As Lin, Wenqi Yu offers a deeply affecting performance. His portrayal of vulnerability—particularly in moments of self-confession and hesitation—brings raw emotional weight to the stage. His subtle shifts in gesture and expression reveal the character’s inner solitude with moving honesty. Yu also demonstrates versatility, providing comic relief in the closing moments with a playful cameo as a new flatmate. Greater attention to vocal clarity and pacing would elevate these moments further, but his performance affirms his promise as a compelling young actor with emotional depth and range.

Designer Mingyue Hu grounds the production with scenography that is both concrete and symbolic. The fluid transformation between a cramped London apartment and a bustling Italian restaurant reflects the characters’ shifting identities and cultural collisions. Food objects recur as visual motifs, reinforcing their thematic centrality. While some scene transitions risk slowing the dramatic rhythm, the design’s balance of realism and theatricality lends warmth and resonance.

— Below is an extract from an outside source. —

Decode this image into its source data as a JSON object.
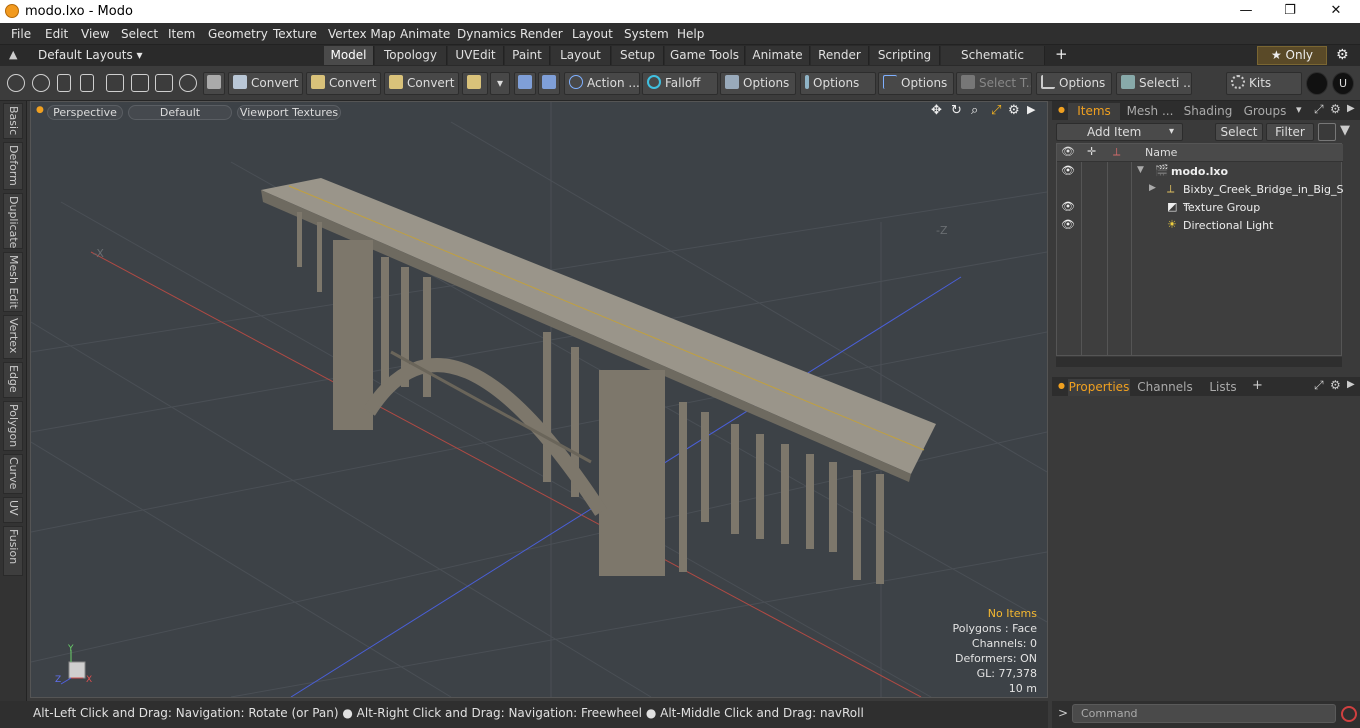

Leah Nimitmongkol ’s costume design effectively delineates character: Annie’s dual student-and-server attire, Clara’s influencer-inflected wardrobe, and Lin’s polished exterior all anchor the audience’s understanding of social and cultural contrasts. The choices are precise and communicative, though occasionally their symbolism verges on overstatement. A more nuanced approach could allow for greater ambiguity and interpretive space.

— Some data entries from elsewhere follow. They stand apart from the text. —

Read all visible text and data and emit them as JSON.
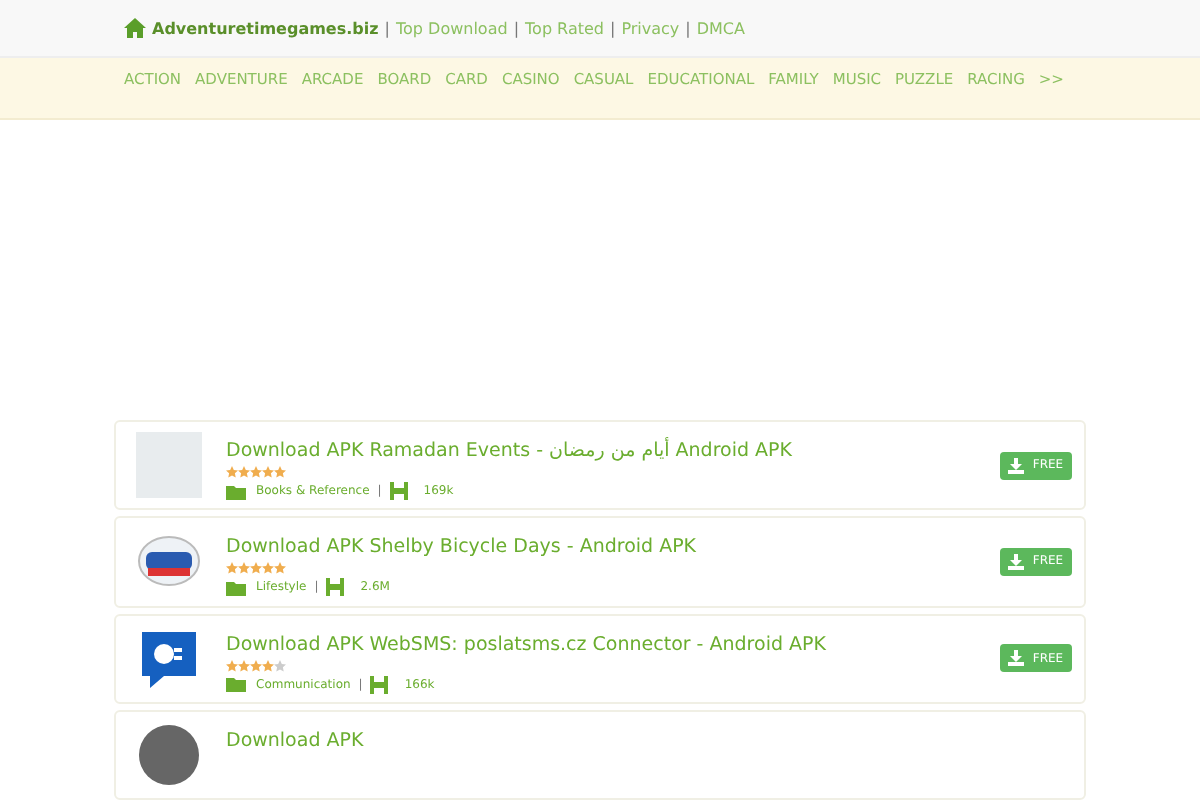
{
  "header": {
    "site": "Adventuretimegames.biz",
    "separator": "|",
    "links": [
      "Top Download",
      "Top Rated",
      "Privacy",
      "DMCA"
    ]
  },
  "categories": [
    "ACTION",
    "ADVENTURE",
    "ARCADE",
    "BOARD",
    "CARD",
    "CASINO",
    "CASUAL",
    "EDUCATIONAL",
    "FAMILY",
    "MUSIC",
    "PUZZLE",
    "RACING",
    ">>"
  ],
  "apps": [
    {
      "title": "Download APK Ramadan Events - أيام من رمضان Android APK",
      "stars": 5,
      "category": "Books & Reference",
      "separator": "|",
      "size": "169k",
      "button": "FREE"
    },
    {
      "title": "Download APK Shelby Bicycle Days - Android APK",
      "stars": 5,
      "category": "Lifestyle",
      "separator": "|",
      "size": "2.6M",
      "button": "FREE"
    },
    {
      "title": "Download APK WebSMS: poslatsms.cz Connector - Android APK",
      "stars": 4,
      "category": "Communication",
      "separator": "|",
      "size": "166k",
      "button": "FREE"
    },
    {
      "title": "Download APK"
    }
  ]
}
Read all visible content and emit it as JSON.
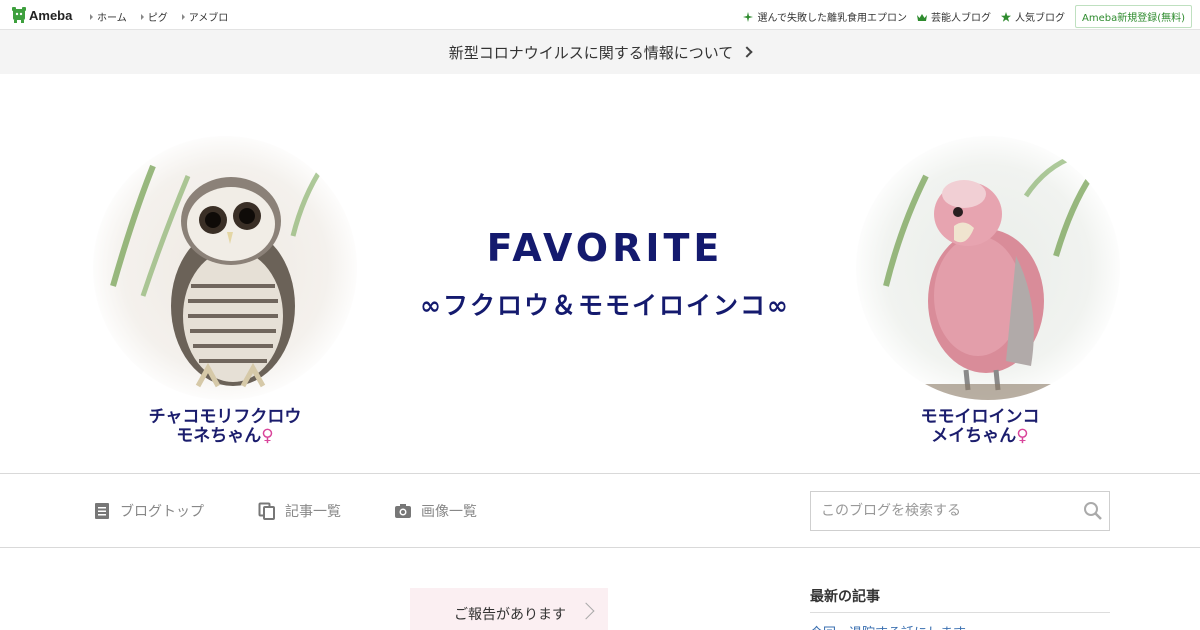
{
  "topbar": {
    "logo_text": "Ameba",
    "nav": [
      "ホーム",
      "ピグ",
      "アメブロ"
    ],
    "links": [
      {
        "label": "選んで失敗した離乳食用エプロン",
        "icon": "sparkle-icon"
      },
      {
        "label": "芸能人ブログ",
        "icon": "crown-icon"
      },
      {
        "label": "人気ブログ",
        "icon": "star-icon"
      }
    ],
    "register_label": "Ameba新規登録(無料)"
  },
  "notice": {
    "text": "新型コロナウイルスに関する情報について"
  },
  "banner": {
    "title": "FAVORITE",
    "subtitle": "∞フクロウ＆モモイロインコ∞",
    "left_caption_line1": "チャコモリフクロウ",
    "left_caption_line2": "モネちゃん",
    "right_caption_line1": "モモイロインコ",
    "right_caption_line2": "メイちゃん",
    "female_symbol": "♀"
  },
  "nav": {
    "items": [
      {
        "label": "ブログトップ",
        "icon": "document-icon"
      },
      {
        "label": "記事一覧",
        "icon": "copy-icon"
      },
      {
        "label": "画像一覧",
        "icon": "camera-icon"
      }
    ],
    "search_placeholder": "このブログを検索する"
  },
  "content": {
    "report_label": "ご報告があります",
    "sidebar_title": "最新の記事",
    "sidebar_first_item": "今回、退院する話にします"
  },
  "colors": {
    "accent_green": "#2e8b2e",
    "banner_text": "#141a6e",
    "report_bg": "#fbeff2"
  }
}
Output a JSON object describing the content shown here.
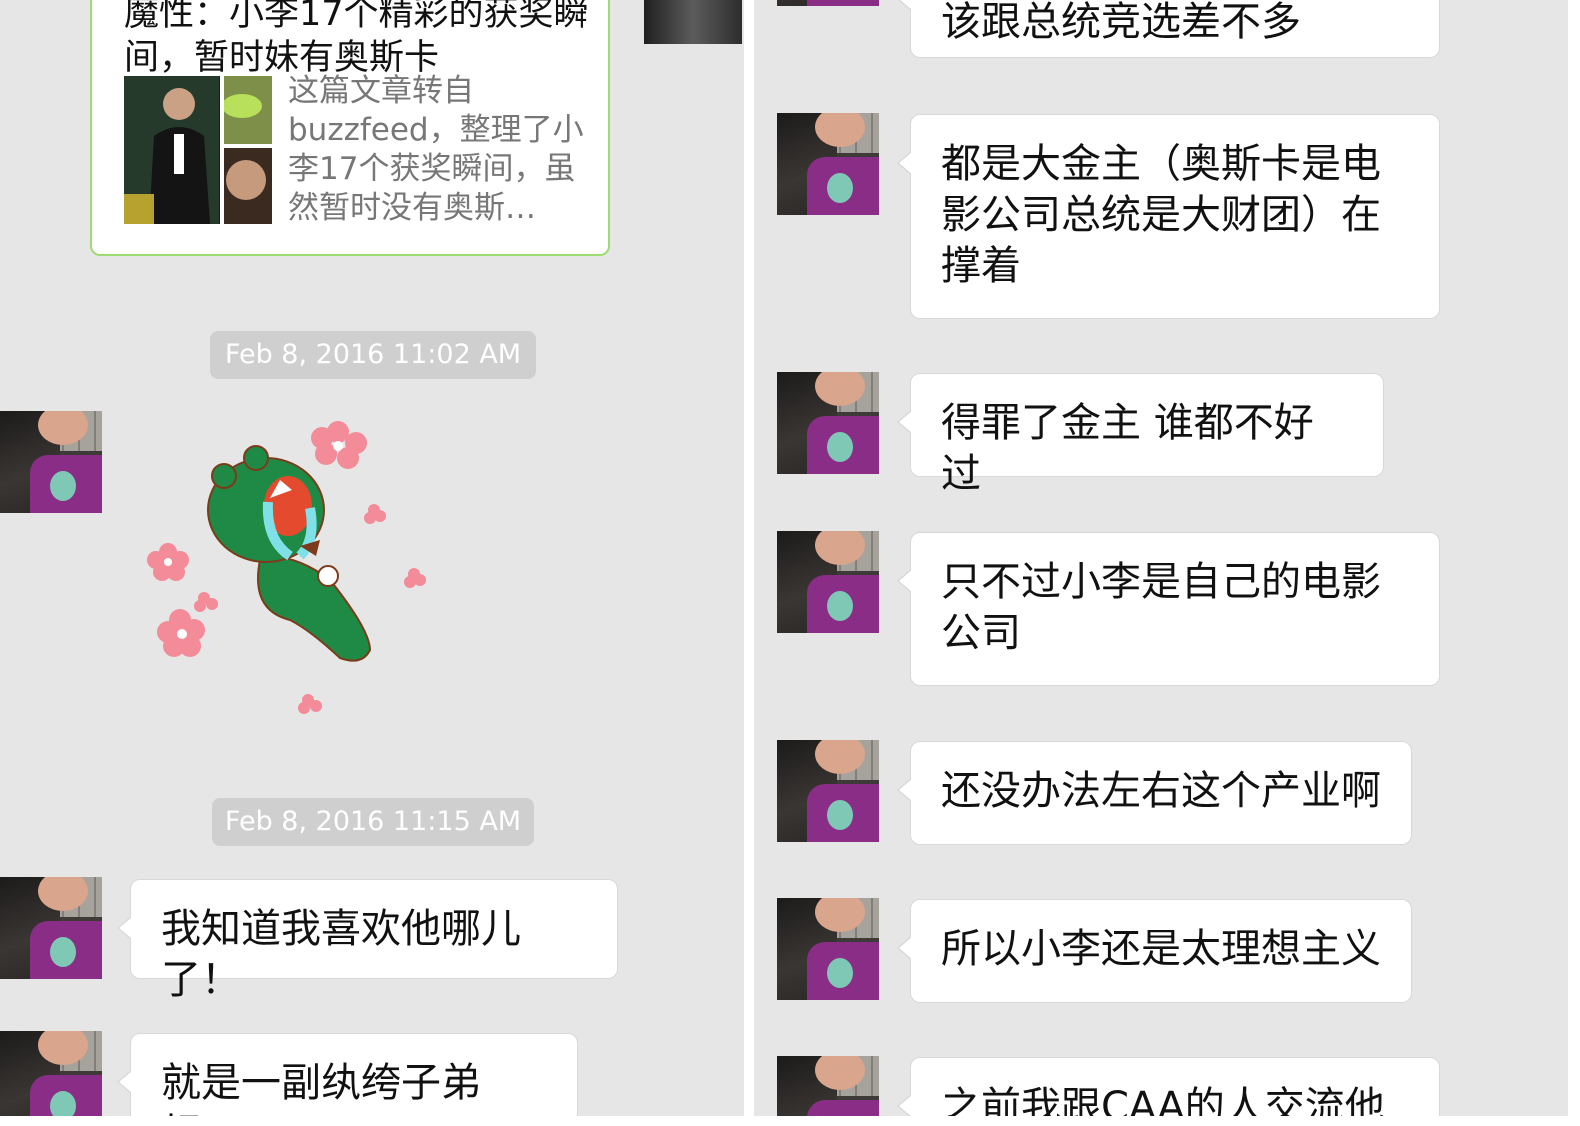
{
  "left": {
    "link_card": {
      "title": "魔性：小李17个精彩的获奖瞬间，暂时妹有奥斯卡",
      "description": "这篇文章转自buzzfeed，整理了小李17个获奖瞬间，虽然暂时没有奥斯…"
    },
    "timestamps": [
      "Feb 8, 2016 11:02 AM",
      "Feb 8, 2016 11:15 AM"
    ],
    "sticker": "green-bear-crying-sticker",
    "messages": [
      "我知道我喜欢他哪儿了！",
      "就是一副纨绔子弟相！"
    ]
  },
  "right": {
    "messages": [
      "该跟总统竞选差不多",
      "都是大金主（奥斯卡是电影公司总统是大财团）在撑着",
      "得罪了金主 谁都不好过",
      "只不过小李是自己的电影公司",
      "还没办法左右这个产业啊",
      "所以小李还是太理想主义",
      "之前我跟CAA的人交流他"
    ]
  },
  "colors": {
    "background": "#e6e6e6",
    "bubble": "#ffffff",
    "card_border": "#9cdc70",
    "timestamp_bg": "#cfcfcf",
    "sticker_green": "#1f8a45",
    "sticker_flowers": "#f38b98"
  }
}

As lead producer, Sijia Li demonstrates strong organisational and managerial ability, ensuring the production’s seamless delivery in London. Her meticulous coordination allowed the creative team to focus on artistic development, while her clear communication with the venue ensured smooth execution. Still, staging such a forward-looking, experimental work in the relatively conventional Bridewell Centre somewhat limited its intended immersive impact. Future iterations might benefit from a more flexible or unconventional space to fully release the work’s sensory and experimental potential

Ultimately, Taste Like Egg Fried Rice is more than a play about food. It is a meditation on identity, migration, and the pressures of becoming. Through its cross-cultural lens, it speaks to the disorientation and resilience of a generation straddling multiple worlds. The audience’s enthusiastic response, balancing laughter, tears, and recognition, demonstrates the work’s ability to capture universal emotions within specific cultural contexts. While certain moments risk reinforcing cultural clichés, the honesty and immediacy of the storytelling ensure that the play resonates powerfully. In its fusion of stage and screen, intimacy and distance, East and West, Taste Like Egg Fried Rice asserts itself as an ambitious and courageous contribution to contemporary theatre—and a significant step in articulating Chinese diasporic narratives on the international stage.

This review was written by Peter Vickers, a theatre critic, writer and director trained at the Royal Academy of Dramatic Art in London. His works have been staged at the Edinburgh and Paris Fringe Festivals, with films selected for the Cannes Film Festival and plays commissioned by BBC Radio 4.